Critiqué par Saint-Germain-des-Prés, le 8 mars 2004 (Liernu, Inscrite le 1 avril 2001, 56 ans)
La note : 8 étoiles
Moyenne des notes : 8 étoiles (basée sur 7 avis)
Cote pondérée : 7 étoiles (2 833ème position).
Visites : 5 829  (depuis Novembre 2007)

Arnaque ou intégrité?

Certains n’hésitent pas à affirmer que cet auteur hongrois est fait du même bois que Zweig ou d’autres. Sans aller jusque là, j’ai trouvé son écriture intéressante, ses flash-back à propos et la psychologie de ses personnages convaincante. Tout cela étant fort agréable à lire, de surcroît.

Esther dit n’être plus toute jeune. En fait, elle a dans la cinquantaine. Elle vit dans la maison familiale avec Nounou, amie de la famille depuis tellement longtemps que c’en est devenu un membre à part entière. Au bord de la pauvreté, elles survivent grâce aux légumes du jardin. Un télégramme les surprend dans une vie routinière : Lajos annonce son retour. Nous apprendrons petit à petit ce qui unissait Esther à Lajos, son beau-frère. Veuf depuis des années, il avait disparu dans la nature. Pourquoi revient-il ? La première réaction de Nounou est révélatrice : « Eh bien, je vais mettre l’argenterie sous clé » ! Lajos fait partie de ces personnes qui empruntent régulièrement de l’argent sans croire nécessaire de le rembourser ; il escroque, soit, mais avec la meilleure volonté du monde ! Son caractère tient un peu de l’insouciance à première vue, mais l’on se rend vite compte qu’il s’agit en fait d’autre chose : Lajos possède une autre échelle de valeurs que le commun des mortels.

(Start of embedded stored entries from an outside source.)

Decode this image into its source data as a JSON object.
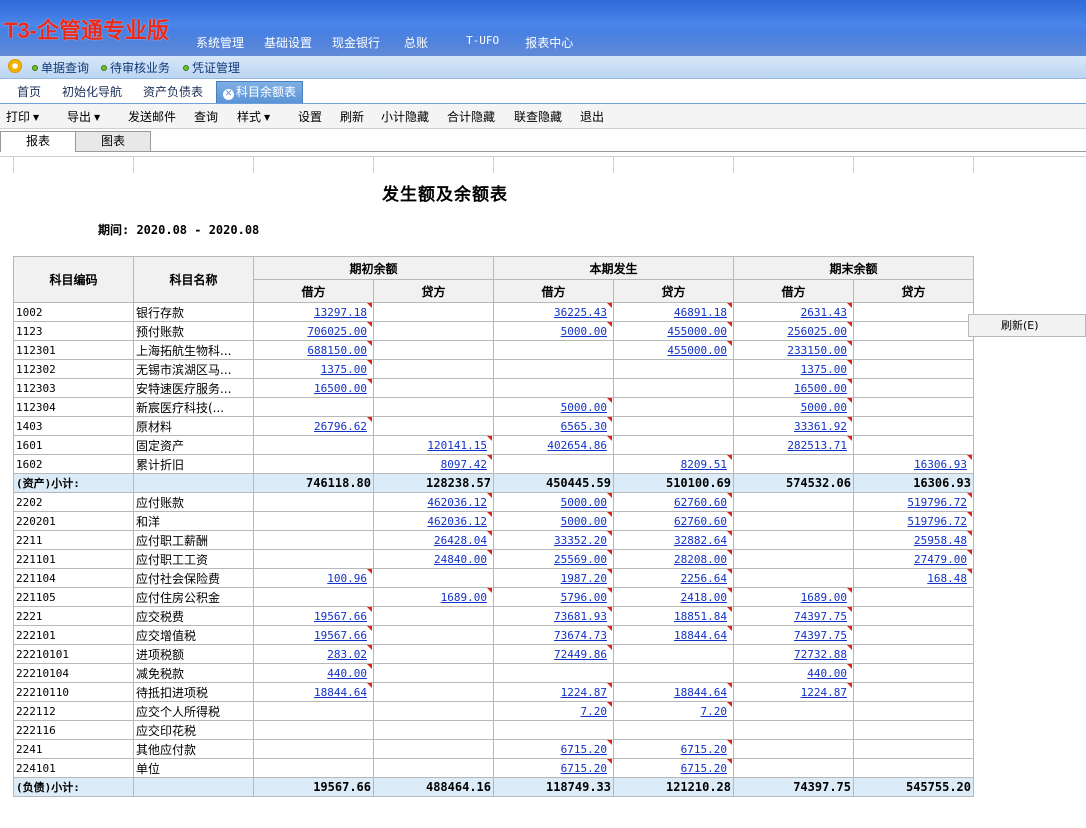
{
  "app": {
    "logo": "T3-企管通专业版"
  },
  "topnav": [
    "系统管理",
    "基础设置",
    "现金银行",
    "总账",
    "T-UFO",
    "报表中心"
  ],
  "quickbar": [
    "单据查询",
    "待审核业务",
    "凭证管理"
  ],
  "pagetabs": {
    "items": [
      "首页",
      "初始化导航",
      "资产负债表"
    ],
    "active": "科目余额表"
  },
  "toolbar": {
    "print": "打印",
    "export": "导出",
    "send_mail": "发送邮件",
    "query": "查询",
    "style": "样式",
    "settings": "设置",
    "refresh": "刷新",
    "hide_subtotal": "小计隐藏",
    "hide_total": "合计隐藏",
    "hide_linked": "联查隐藏",
    "exit": "退出"
  },
  "subtabs": {
    "report": "报表",
    "chart": "图表"
  },
  "report": {
    "title": "发生额及余额表",
    "period": "期间: 2020.08 - 2020.08",
    "headers": {
      "code": "科目编码",
      "name": "科目名称",
      "open": "期初余额",
      "period": "本期发生",
      "close": "期末余额",
      "debit": "借方",
      "credit": "贷方"
    },
    "rows": [
      {
        "code": "1002",
        "name": "银行存款",
        "v": [
          "13297.18",
          "",
          "36225.43",
          "46891.18",
          "2631.43",
          ""
        ]
      },
      {
        "code": "1123",
        "name": "预付账款",
        "v": [
          "706025.00",
          "",
          "5000.00",
          "455000.00",
          "256025.00",
          ""
        ]
      },
      {
        "code": "112301",
        "name": "上海拓航生物科...",
        "v": [
          "688150.00",
          "",
          "",
          "455000.00",
          "233150.00",
          ""
        ]
      },
      {
        "code": "112302",
        "name": "无锡市滨湖区马...",
        "v": [
          "1375.00",
          "",
          "",
          "",
          "1375.00",
          ""
        ]
      },
      {
        "code": "112303",
        "name": "安特速医疗服务...",
        "v": [
          "16500.00",
          "",
          "",
          "",
          "16500.00",
          ""
        ]
      },
      {
        "code": "112304",
        "name": "新宸医疗科技(...",
        "v": [
          "",
          "",
          "5000.00",
          "",
          "5000.00",
          ""
        ]
      },
      {
        "code": "1403",
        "name": "原材料",
        "v": [
          "26796.62",
          "",
          "6565.30",
          "",
          "33361.92",
          ""
        ]
      },
      {
        "code": "1601",
        "name": "固定资产",
        "v": [
          "",
          "120141.15",
          "402654.86",
          "",
          "282513.71",
          ""
        ]
      },
      {
        "code": "1602",
        "name": "累计折旧",
        "v": [
          "",
          "8097.42",
          "",
          "8209.51",
          "",
          "16306.93"
        ]
      },
      {
        "subtotal": true,
        "code": "(资产)小计:",
        "name": "",
        "v": [
          "746118.80",
          "128238.57",
          "450445.59",
          "510100.69",
          "574532.06",
          "16306.93"
        ]
      },
      {
        "code": "2202",
        "name": "应付账款",
        "v": [
          "",
          "462036.12",
          "5000.00",
          "62760.60",
          "",
          "519796.72"
        ]
      },
      {
        "code": "220201",
        "name": "和洋",
        "v": [
          "",
          "462036.12",
          "5000.00",
          "62760.60",
          "",
          "519796.72"
        ]
      },
      {
        "code": "2211",
        "name": "应付职工薪酬",
        "v": [
          "",
          "26428.04",
          "33352.20",
          "32882.64",
          "",
          "25958.48"
        ]
      },
      {
        "code": "221101",
        "name": "应付职工工资",
        "v": [
          "",
          "24840.00",
          "25569.00",
          "28208.00",
          "",
          "27479.00"
        ]
      },
      {
        "code": "221104",
        "name": "应付社会保险费",
        "v": [
          "100.96",
          "",
          "1987.20",
          "2256.64",
          "",
          "168.48"
        ]
      },
      {
        "code": "221105",
        "name": "应付住房公积金",
        "v": [
          "",
          "1689.00",
          "5796.00",
          "2418.00",
          "1689.00",
          ""
        ]
      },
      {
        "code": "2221",
        "name": "应交税费",
        "v": [
          "19567.66",
          "",
          "73681.93",
          "18851.84",
          "74397.75",
          ""
        ]
      },
      {
        "code": "222101",
        "name": "应交增值税",
        "v": [
          "19567.66",
          "",
          "73674.73",
          "18844.64",
          "74397.75",
          ""
        ]
      },
      {
        "code": "22210101",
        "name": "进项税额",
        "v": [
          "283.02",
          "",
          "72449.86",
          "",
          "72732.88",
          ""
        ]
      },
      {
        "code": "22210104",
        "name": "减免税款",
        "v": [
          "440.00",
          "",
          "",
          "",
          "440.00",
          ""
        ]
      },
      {
        "code": "22210110",
        "name": "待抵扣进项税",
        "v": [
          "18844.64",
          "",
          "1224.87",
          "18844.64",
          "1224.87",
          ""
        ]
      },
      {
        "code": "222112",
        "name": "应交个人所得税",
        "v": [
          "",
          "",
          "7.20",
          "7.20",
          "",
          ""
        ]
      },
      {
        "code": "222116",
        "name": "应交印花税",
        "v": [
          "",
          "",
          "",
          "",
          "",
          ""
        ]
      },
      {
        "code": "2241",
        "name": "其他应付款",
        "v": [
          "",
          "",
          "6715.20",
          "6715.20",
          "",
          ""
        ]
      },
      {
        "code": "224101",
        "name": "单位",
        "v": [
          "",
          "",
          "6715.20",
          "6715.20",
          "",
          ""
        ]
      },
      {
        "subtotal": true,
        "code": "(负债)小计:",
        "name": "",
        "v": [
          "19567.66",
          "488464.16",
          "118749.33",
          "121210.28",
          "74397.75",
          "545755.20"
        ]
      }
    ]
  },
  "context_menu": {
    "refresh": "刷新(E)"
  }
}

Le voilà donc qui débarque, accompagné de sa fille et de deux autres personnes. Le moment venu, il dévoile à Esther la raison de sa présence. Il a quelque chose à lui demander, bien évidemment. Cette chose, que je tairai, est énorme ! Son discours est persuasif, bien mené et, il faut tout de même le reconnaître, un rien manipulateur… Esther va-t-elle accepter ? Ce dialogue tout en argumentions diverses est prodigieux ! On ne sait plus si Lajos mérite une paire de gifles ou si sa conception du monde, idéaliste, ne serait pas plus belle que la nôtre, plus radicale et plus exigeante aussi… La morale qui s’en dégage est complexe et parfois … révoltante !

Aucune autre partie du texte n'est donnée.